Ze kneedden de vorm van de gelijkvloerse ruimte – inkom, keuken en woonkamer – naar het licht. Het werd dus geen banale, langwerpige doos gericht op de tuin, met ergens halverwege een koepel of lichtstraat. Wel een sculpturaal ontwerp met een dak dat wat wegheeft van een scheefgetrokken Aziatisch hoedje. De asymmetrische helling wordt bepaald door het dakraam waar het ochtendlicht binnenvalt. Aan de westkant werd een patio voorzien met plafondhoge accordeonvensters die helemaal kunnen openschuiven. “’s Avonds valt de zon er pal op. Als ze schijnt, kunnen we in de gloed van de zonsondergang koken. Dat is geweldig.” Eens het ontwerp was bepaald, startten ze de zoektocht naar de best passende structuur om het te realiseren. “We wilden een minimum aan steunpunten, zodat we niet hoefden in te boeten aan zicht of ruimtelijkheid.” Dat wisten de ingenieurs van Util uit Brussel samen met hen uit te dokteren.
Groeiend huis
In grootsteden als Londen liggen beleidsmakers intussen niet meer wakker van deels ondergrondse gezinswoningen, maar om het bestuur van Hasselt mee te krijgen was heel wat overtuigingskracht nodig. Het koppel deed er zes jaar over om de nodige vergunningen te krijgen. Of toch zeker drie, als je de pauze die ze zelf inlasten in hun aanvragen niet meerekent. “Ondergronds wonen rijmde in hun ogen niet met kwaliteitsvol wonen. Maar uiteindelijk stemden ze in. Ons dossier was ijzersterk en voldeed aan alle bouwvoorschriften. Toch moesten we beloven dat we niet met een wagen de helling zouden op- en afrijden”, lacht Anne. “Het beeld van een ondergrondse garage bleef toch wat plakken.”

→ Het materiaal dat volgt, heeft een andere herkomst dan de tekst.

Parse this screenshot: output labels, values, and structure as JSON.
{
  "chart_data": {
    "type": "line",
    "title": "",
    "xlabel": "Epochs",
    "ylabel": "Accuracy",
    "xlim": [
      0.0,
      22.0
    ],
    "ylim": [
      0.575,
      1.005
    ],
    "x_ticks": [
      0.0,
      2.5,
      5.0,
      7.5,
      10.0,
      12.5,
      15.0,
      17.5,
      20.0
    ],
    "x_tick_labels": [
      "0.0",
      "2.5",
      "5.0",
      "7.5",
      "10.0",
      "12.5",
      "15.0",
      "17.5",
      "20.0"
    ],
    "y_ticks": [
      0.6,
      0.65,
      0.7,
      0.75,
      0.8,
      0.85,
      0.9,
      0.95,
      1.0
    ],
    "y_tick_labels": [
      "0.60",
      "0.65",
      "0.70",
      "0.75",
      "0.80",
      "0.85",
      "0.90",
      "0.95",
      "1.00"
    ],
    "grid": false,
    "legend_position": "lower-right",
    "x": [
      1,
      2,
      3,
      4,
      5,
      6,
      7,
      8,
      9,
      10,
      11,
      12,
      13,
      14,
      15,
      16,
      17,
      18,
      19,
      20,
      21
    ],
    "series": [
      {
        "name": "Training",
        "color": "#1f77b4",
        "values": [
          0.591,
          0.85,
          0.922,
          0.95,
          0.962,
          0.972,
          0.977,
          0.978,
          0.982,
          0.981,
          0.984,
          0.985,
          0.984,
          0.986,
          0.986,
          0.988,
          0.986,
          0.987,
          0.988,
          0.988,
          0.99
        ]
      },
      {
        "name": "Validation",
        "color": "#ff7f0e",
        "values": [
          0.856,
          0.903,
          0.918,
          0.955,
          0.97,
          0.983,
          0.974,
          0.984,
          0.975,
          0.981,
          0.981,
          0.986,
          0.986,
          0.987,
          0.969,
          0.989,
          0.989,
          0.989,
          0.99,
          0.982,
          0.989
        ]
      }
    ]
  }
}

De bouw nam anderhalf jaar in beslag. Eerst werd een gigantische, vier meter diepe put gegraven, deels onder het voorhuis waarin ze toen logeerden, tot tegen de bestaande kelder. “Op een bepaald ogenblik zweefde de kamer van onze zoon zeven meter boven de grond. Technisch was het een uitdagend karwei”, blikt Manu terug.
Het slapen en wassen gebeurt ondergronds. De kamers van de kinderen volgen elkaar op, maar blijven met elkaar verbonden door een uitsparing in de tussenmuren aan vensterzijde. Muren die op termijn dichtgemaakt kunnen worden of helemaal verdwijnen, afhankelijk van wat het gezin nodig heeft. Elke kamer heeft ook rechtstreeks toegang tot het benedenterras, dat via een helling naar de tuin loopt. “In de zomer gebruikt niemand de binnentrap nog, we circuleren allemaal langs de tuin. Ons huis groeit aanzienlijk als die hele buitenruimte er deel van gaat uitmaken. In de winter wordt het dan weer lekker compact en gezellig.” Maar nooit ingesloten, terwijl ze dat wel volledig zijn. Daarvoor zorgen de verschillende doorzichten die werden gecreëerd. In elke hoek wordt je blik naar een ander punt geleid, maar nergens heb je het gevoel oogkleppen te dragen. “Als je iemand vraagt om een huis te tekenen, doen ze dat gegarandeerd met een stereotiep beeld voor ogen. Maar wie heeft bepaald dat een huis er zo moet uitzien?” vraagt Manu zich af. “Een huis kan eender welke vorm aannemen,” treedt Anne hem bij, “zolang het voorziet in je behoeftes.”